Mark Harmsworth of the Washington Policy Center wants Commerce to refocus the $3.1 million it is spending to reduce the barriers the state created into simplifying the rules that are causing the problem in the first place
Mark Harmsworth
Washington Policy Center
In a recent opinion piece in the Seattle Times, former State Senator and current Washington State Director of Commerce, Lisa Brown, rightly describes the difficulties a small business startup faces in Washington State. Director Brown then says the Department of Commerce is helping small business owners navigate the complicated array of regulations and mandates that the very same government agency had previously imposed.
Director Browns article completely glosses over the underlying problem small businesses face when they first start; that is, over complex government regulations.

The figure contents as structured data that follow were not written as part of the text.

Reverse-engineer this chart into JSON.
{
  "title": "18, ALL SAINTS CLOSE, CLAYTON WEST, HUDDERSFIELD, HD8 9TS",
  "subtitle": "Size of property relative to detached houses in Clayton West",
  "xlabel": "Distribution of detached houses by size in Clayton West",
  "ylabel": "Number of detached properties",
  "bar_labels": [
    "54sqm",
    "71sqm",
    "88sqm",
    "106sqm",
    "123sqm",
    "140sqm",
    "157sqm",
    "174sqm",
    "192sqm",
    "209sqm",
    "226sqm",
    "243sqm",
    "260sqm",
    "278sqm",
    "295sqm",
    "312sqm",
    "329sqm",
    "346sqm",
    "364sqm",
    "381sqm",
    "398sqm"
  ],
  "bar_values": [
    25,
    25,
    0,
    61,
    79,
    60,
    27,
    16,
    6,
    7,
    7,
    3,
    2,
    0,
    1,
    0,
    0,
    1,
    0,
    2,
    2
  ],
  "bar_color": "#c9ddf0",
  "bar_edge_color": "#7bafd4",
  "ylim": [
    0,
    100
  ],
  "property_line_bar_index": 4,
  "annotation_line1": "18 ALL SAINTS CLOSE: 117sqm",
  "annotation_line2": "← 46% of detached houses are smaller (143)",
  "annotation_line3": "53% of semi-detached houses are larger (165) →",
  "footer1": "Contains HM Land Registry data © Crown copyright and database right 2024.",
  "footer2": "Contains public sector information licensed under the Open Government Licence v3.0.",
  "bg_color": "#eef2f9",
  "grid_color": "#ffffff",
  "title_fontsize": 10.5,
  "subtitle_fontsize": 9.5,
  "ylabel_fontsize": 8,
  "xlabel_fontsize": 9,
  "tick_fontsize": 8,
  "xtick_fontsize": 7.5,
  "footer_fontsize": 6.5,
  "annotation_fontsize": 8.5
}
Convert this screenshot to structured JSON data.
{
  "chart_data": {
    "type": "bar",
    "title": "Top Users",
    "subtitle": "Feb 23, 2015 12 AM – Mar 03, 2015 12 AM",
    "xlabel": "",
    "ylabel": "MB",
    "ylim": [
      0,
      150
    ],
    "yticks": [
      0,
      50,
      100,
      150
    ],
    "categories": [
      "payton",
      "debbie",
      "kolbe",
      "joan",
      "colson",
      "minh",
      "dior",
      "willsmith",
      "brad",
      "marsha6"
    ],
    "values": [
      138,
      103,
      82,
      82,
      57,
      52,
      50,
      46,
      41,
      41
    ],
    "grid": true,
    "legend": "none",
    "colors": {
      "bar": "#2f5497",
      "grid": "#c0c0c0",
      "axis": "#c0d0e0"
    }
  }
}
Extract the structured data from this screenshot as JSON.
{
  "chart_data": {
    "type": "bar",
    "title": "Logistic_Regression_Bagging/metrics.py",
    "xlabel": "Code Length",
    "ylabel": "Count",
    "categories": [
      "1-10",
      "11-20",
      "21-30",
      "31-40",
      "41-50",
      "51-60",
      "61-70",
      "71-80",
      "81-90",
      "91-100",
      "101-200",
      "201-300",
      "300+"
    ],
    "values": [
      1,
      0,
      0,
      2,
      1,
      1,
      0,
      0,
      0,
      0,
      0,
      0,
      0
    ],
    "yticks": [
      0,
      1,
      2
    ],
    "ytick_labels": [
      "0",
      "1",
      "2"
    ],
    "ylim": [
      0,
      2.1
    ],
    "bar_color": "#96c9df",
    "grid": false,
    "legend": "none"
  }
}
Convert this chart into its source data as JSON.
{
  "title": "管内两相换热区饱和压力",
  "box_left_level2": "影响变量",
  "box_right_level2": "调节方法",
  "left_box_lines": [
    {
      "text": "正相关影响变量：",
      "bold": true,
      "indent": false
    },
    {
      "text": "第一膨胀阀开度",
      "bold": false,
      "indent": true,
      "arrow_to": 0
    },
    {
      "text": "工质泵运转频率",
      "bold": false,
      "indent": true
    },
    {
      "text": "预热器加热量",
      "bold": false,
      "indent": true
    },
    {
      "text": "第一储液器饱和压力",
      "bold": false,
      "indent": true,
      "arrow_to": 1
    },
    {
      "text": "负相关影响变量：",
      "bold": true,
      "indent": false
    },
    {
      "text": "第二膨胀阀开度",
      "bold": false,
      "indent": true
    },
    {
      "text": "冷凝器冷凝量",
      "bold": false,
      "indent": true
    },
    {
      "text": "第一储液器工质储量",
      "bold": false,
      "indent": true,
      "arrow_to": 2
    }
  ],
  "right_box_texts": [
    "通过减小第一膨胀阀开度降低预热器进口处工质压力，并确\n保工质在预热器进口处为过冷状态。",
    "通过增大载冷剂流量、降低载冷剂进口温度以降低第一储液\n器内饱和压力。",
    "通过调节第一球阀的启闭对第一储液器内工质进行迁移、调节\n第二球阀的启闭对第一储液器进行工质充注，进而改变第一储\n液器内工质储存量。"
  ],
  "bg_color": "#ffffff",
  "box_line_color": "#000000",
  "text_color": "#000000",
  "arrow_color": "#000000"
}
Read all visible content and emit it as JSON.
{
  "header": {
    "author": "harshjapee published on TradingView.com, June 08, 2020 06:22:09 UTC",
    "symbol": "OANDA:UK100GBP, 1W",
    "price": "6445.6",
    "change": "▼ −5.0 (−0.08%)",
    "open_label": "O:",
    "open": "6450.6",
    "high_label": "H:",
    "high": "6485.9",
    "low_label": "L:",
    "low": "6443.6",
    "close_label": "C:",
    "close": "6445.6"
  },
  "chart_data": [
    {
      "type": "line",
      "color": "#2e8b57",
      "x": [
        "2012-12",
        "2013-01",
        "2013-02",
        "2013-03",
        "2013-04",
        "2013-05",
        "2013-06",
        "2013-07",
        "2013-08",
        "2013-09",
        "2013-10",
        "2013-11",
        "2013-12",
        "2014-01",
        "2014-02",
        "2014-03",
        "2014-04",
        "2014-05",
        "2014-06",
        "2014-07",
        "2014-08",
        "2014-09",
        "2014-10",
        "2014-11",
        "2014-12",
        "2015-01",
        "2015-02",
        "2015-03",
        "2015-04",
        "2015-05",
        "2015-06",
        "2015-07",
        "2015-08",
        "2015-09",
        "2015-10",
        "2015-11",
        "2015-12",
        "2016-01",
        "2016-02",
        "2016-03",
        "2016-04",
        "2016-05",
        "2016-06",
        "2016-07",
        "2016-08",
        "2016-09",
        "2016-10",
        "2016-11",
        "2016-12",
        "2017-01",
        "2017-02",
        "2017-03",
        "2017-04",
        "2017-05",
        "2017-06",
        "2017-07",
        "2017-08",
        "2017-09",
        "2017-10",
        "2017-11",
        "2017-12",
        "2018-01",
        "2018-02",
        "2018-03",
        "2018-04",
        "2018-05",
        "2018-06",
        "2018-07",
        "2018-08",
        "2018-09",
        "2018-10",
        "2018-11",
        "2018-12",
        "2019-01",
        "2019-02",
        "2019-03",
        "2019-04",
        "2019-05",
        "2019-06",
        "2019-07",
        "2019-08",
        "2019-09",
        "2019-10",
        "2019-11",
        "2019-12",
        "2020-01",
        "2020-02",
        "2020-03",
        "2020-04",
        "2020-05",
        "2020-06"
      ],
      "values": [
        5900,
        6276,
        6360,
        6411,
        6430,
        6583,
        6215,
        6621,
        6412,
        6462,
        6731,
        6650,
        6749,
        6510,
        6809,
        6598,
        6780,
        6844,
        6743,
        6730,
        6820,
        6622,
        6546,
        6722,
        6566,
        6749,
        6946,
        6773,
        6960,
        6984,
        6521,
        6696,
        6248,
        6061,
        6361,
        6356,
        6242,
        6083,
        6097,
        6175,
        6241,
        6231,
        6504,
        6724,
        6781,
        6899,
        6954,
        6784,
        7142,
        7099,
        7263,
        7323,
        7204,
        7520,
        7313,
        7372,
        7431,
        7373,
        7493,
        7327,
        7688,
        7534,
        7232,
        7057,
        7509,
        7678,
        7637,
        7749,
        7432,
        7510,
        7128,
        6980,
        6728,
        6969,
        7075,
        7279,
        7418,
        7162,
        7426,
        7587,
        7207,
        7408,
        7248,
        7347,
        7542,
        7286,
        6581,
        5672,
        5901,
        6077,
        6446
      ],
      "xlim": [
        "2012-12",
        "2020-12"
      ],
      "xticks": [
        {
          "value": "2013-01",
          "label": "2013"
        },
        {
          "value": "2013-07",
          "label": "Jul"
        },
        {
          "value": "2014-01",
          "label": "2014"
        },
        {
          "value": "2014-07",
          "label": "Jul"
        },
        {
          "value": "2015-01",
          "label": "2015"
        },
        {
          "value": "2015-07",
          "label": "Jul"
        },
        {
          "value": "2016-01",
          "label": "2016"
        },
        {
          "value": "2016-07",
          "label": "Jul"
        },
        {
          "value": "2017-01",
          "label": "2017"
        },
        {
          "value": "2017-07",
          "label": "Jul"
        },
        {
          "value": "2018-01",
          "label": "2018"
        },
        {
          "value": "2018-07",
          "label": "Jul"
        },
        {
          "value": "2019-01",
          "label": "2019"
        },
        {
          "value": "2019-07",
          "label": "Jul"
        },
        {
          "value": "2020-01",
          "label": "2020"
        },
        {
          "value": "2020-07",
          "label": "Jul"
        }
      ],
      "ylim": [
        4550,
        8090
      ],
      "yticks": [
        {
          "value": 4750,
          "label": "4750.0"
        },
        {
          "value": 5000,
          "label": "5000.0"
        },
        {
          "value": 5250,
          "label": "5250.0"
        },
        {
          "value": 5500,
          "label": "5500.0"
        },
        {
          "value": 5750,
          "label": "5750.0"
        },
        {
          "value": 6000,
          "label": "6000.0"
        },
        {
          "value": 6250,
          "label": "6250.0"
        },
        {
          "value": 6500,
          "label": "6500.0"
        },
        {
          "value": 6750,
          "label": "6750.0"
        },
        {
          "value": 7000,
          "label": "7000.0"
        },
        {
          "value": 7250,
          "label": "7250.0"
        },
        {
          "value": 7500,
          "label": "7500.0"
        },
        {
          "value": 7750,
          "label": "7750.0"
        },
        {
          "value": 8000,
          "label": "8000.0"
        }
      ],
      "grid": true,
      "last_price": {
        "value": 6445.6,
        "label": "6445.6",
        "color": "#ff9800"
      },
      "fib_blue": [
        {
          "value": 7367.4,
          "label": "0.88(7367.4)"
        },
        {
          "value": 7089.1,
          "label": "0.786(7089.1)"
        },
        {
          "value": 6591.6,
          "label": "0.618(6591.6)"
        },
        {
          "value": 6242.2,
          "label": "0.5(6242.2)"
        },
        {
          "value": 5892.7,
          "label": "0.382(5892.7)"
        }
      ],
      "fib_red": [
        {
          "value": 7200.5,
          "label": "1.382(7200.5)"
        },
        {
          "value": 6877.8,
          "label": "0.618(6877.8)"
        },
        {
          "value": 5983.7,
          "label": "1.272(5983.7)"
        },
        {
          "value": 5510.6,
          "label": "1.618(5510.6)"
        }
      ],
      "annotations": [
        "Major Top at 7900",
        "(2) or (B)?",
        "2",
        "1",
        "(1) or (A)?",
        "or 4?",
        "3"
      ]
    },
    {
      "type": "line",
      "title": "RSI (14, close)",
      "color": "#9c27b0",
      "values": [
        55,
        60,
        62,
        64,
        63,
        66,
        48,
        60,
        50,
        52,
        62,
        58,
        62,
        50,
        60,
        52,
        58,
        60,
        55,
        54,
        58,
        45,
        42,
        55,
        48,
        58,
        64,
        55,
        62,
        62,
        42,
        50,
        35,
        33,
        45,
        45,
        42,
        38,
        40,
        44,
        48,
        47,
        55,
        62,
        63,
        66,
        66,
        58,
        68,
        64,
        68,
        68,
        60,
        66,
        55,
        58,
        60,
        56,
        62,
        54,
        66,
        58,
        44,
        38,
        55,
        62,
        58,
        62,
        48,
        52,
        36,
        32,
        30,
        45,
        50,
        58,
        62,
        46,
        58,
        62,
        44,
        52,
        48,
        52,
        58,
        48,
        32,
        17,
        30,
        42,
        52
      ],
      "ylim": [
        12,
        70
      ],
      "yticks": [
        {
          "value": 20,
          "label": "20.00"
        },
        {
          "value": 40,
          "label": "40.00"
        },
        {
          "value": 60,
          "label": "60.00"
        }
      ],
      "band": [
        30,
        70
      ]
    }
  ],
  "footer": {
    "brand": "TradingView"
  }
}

Instead of pouring money into programs to help businesses deal with overly complex regulations that Director Brown helped create, the Department of Commerce should focus on reducing the barriers to small businesses through a reduction in over burdensome regulations and complexity in the tax and licensing code. All can be achieved at a much lower cost. Reducing regulations also helps businesses long term and not just in the short term.
Take the business licensing requirements for municipalities as an example. Several cities are now issuing licenses based on the number of hours worked requiring businesses to track the hours employees are working inside the city limits (referred to as nexus) and pay based on a multiple of 1920 hours (one full time employee). This placed a burden on businesses to track where and when every hour is worked.
The reporting not a huge burden if you operate within one municipality, but when you have employees traveling to customer sites all over the state, the problem becomes significantly more difficult to track. If a business operates in 20 cities, it needs 20 different licenses, all with their own requirements on reporting and payment. Many businesses do not have the time to comply and just ignore the requirements.
Another example is the proportional (or destination) sales tax requirements. Each business has to track the sales tax rate (which often changes quarterly) in each political subdivision and charge a customer the appropriate rate depending on the type of work or product that was performed. Reporting this to the state is done at a municipal level, so every business has to collate this information based not on customer totals, but based on activities in the municipality, taxable and tax exempt.
Commerce should refocus the $3.1 million it is spending to reduce the barriers the state created in the business environment, into simplifying the rules that are causing the problem in the first place. Changing the focus to regulation simplification will have a long lasting, positive impact on every business in the state and will create a more equitable business environment.
Mark Harmsworth is the director of the Small Business Center at the Washington Policy Center.